In many communities, hospitals are one of the largest employers and have a large economic impact on the surrounding area, Auman said.

“I think this pandemic is going to change the face of health care as we know it,” Auman said.

Staffing and payment models need to be examined, both in relation to employees and how hospitals themselves are paid, he said. What responsibilities hospitals have in a pandemic also needs to be considered.

Many hospitals are private businesses, yet “we’re expecting them to jump in like a government agency,” Auman said.

Protecting yourself and others

“Really, this is a situation where we absolutely need the public’s help,” Auman said. “We need everybody to get on board.”
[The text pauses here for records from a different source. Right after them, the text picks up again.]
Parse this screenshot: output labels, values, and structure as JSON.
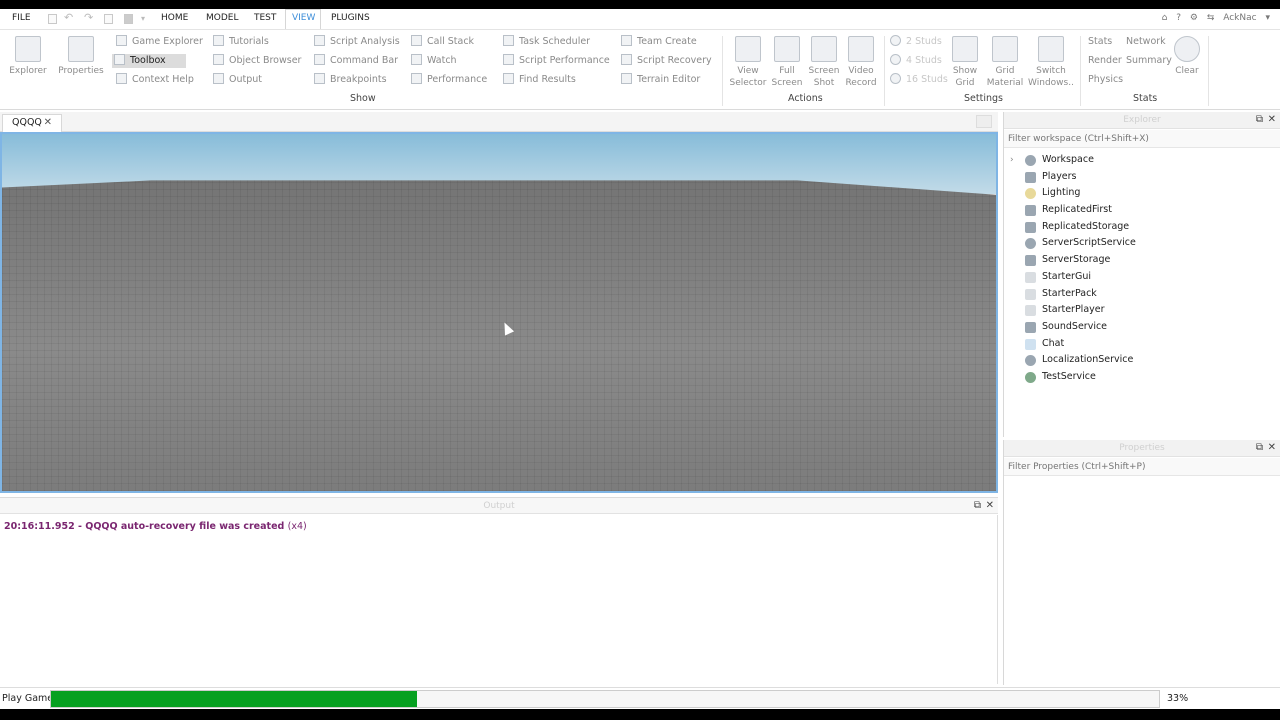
{
  "menu": {
    "file": "FILE",
    "tabs": [
      "HOME",
      "MODEL",
      "TEST",
      "VIEW",
      "PLUGINS"
    ],
    "active_tab": "VIEW",
    "user": "AckNac"
  },
  "ribbon": {
    "big_buttons": [
      {
        "label": "Explorer",
        "icon": "explorer-icon"
      },
      {
        "label": "Properties",
        "icon": "properties-icon"
      }
    ],
    "show_items_col1": [
      {
        "label": "Game Explorer",
        "icon": "game-explorer-icon"
      },
      {
        "label": "Toolbox",
        "icon": "toolbox-icon",
        "selected": true
      },
      {
        "label": "Context Help",
        "icon": "context-help-icon"
      }
    ],
    "show_items_col2": [
      {
        "label": "Tutorials",
        "icon": "tutorials-icon"
      },
      {
        "label": "Object Browser",
        "icon": "object-browser-icon"
      },
      {
        "label": "Output",
        "icon": "output-icon"
      }
    ],
    "show_items_col3": [
      {
        "label": "Script Analysis",
        "icon": "script-analysis-icon"
      },
      {
        "label": "Command Bar",
        "icon": "command-bar-icon"
      },
      {
        "label": "Breakpoints",
        "icon": "breakpoints-icon"
      }
    ],
    "show_items_col4": [
      {
        "label": "Call Stack",
        "icon": "call-stack-icon"
      },
      {
        "label": "Watch",
        "icon": "watch-icon"
      },
      {
        "label": "Performance",
        "icon": "performance-icon"
      }
    ],
    "show_items_col5": [
      {
        "label": "Task Scheduler",
        "icon": "task-scheduler-icon"
      },
      {
        "label": "Script Performance",
        "icon": "script-performance-icon"
      },
      {
        "label": "Find Results",
        "icon": "find-results-icon"
      }
    ],
    "show_items_col6": [
      {
        "label": "Team Create",
        "icon": "team-create-icon"
      },
      {
        "label": "Script Recovery",
        "icon": "script-recovery-icon"
      },
      {
        "label": "Terrain Editor",
        "icon": "terrain-editor-icon"
      }
    ],
    "show_group": "Show",
    "actions": [
      {
        "line1": "View",
        "line2": "Selector",
        "icon": "view-selector-icon"
      },
      {
        "line1": "Full",
        "line2": "Screen",
        "icon": "full-screen-icon"
      },
      {
        "line1": "Screen",
        "line2": "Shot",
        "icon": "screenshot-icon"
      },
      {
        "line1": "Video",
        "line2": "Record",
        "icon": "video-record-icon"
      }
    ],
    "actions_group": "Actions",
    "studs": [
      "2 Studs",
      "4 Studs",
      "16 Studs"
    ],
    "settings_buttons": [
      {
        "line1": "Show",
        "line2": "Grid",
        "icon": "show-grid-icon"
      },
      {
        "line1": "Grid",
        "line2": "Material",
        "icon": "grid-material-icon"
      },
      {
        "line1": "Switch",
        "line2": "Windows..",
        "icon": "switch-windows-icon"
      }
    ],
    "settings_group": "Settings",
    "stats_items": [
      "Stats",
      "Network",
      "Render",
      "Summary",
      "Physics"
    ],
    "clear_label": "Clear",
    "stats_group": "Stats"
  },
  "document": {
    "tab": "QQQQ"
  },
  "output": {
    "title": "Output",
    "lines": [
      {
        "text": "20:16:11.952 - QQQQ auto-recovery file was created",
        "count": "(x4)"
      }
    ]
  },
  "explorer": {
    "title": "Explorer",
    "filter_placeholder": "Filter workspace (Ctrl+Shift+X)",
    "items": [
      {
        "label": "Workspace",
        "icon": "workspace-icon",
        "expandable": true
      },
      {
        "label": "Players",
        "icon": "players-icon"
      },
      {
        "label": "Lighting",
        "icon": "lighting-icon"
      },
      {
        "label": "ReplicatedFirst",
        "icon": "replicated-first-icon"
      },
      {
        "label": "ReplicatedStorage",
        "icon": "replicated-storage-icon"
      },
      {
        "label": "ServerScriptService",
        "icon": "server-script-service-icon"
      },
      {
        "label": "ServerStorage",
        "icon": "server-storage-icon"
      },
      {
        "label": "StarterGui",
        "icon": "starter-gui-icon"
      },
      {
        "label": "StarterPack",
        "icon": "starter-pack-icon"
      },
      {
        "label": "StarterPlayer",
        "icon": "starter-player-icon"
      },
      {
        "label": "SoundService",
        "icon": "sound-service-icon"
      },
      {
        "label": "Chat",
        "icon": "chat-icon"
      },
      {
        "label": "LocalizationService",
        "icon": "localization-service-icon"
      },
      {
        "label": "TestService",
        "icon": "test-service-icon"
      }
    ]
  },
  "properties": {
    "title": "Properties",
    "filter_placeholder": "Filter Properties (Ctrl+Shift+P)"
  },
  "status": {
    "label": "Play Game",
    "progress_fraction": 0.33,
    "percent_text": "33%"
  },
  "colors": {
    "accent": "#3d8ed9",
    "progress": "#06a020",
    "output_text": "#7a2670"
  }
}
Getting vaccinated — or getting the booster shot — is strongly encouraged and is one of the best protections, he said. Social distancing, masking, being mindful of interactions and staying out of large crowds are “the biggest opportunities we have to make a difference,” Auman said.

Auman also encouraged people to monitor themselves for even the most mild symptoms, and to isolate if they exhibit them, at least until testing negative for COVID-19. Additionally, it’s good to communicate with those you’ve recently been close to that they need to be careful as well, he said.

“The public needs to participate for all of us to be successful,” Auman said. “These are public health issues we all have a stake in addressing.”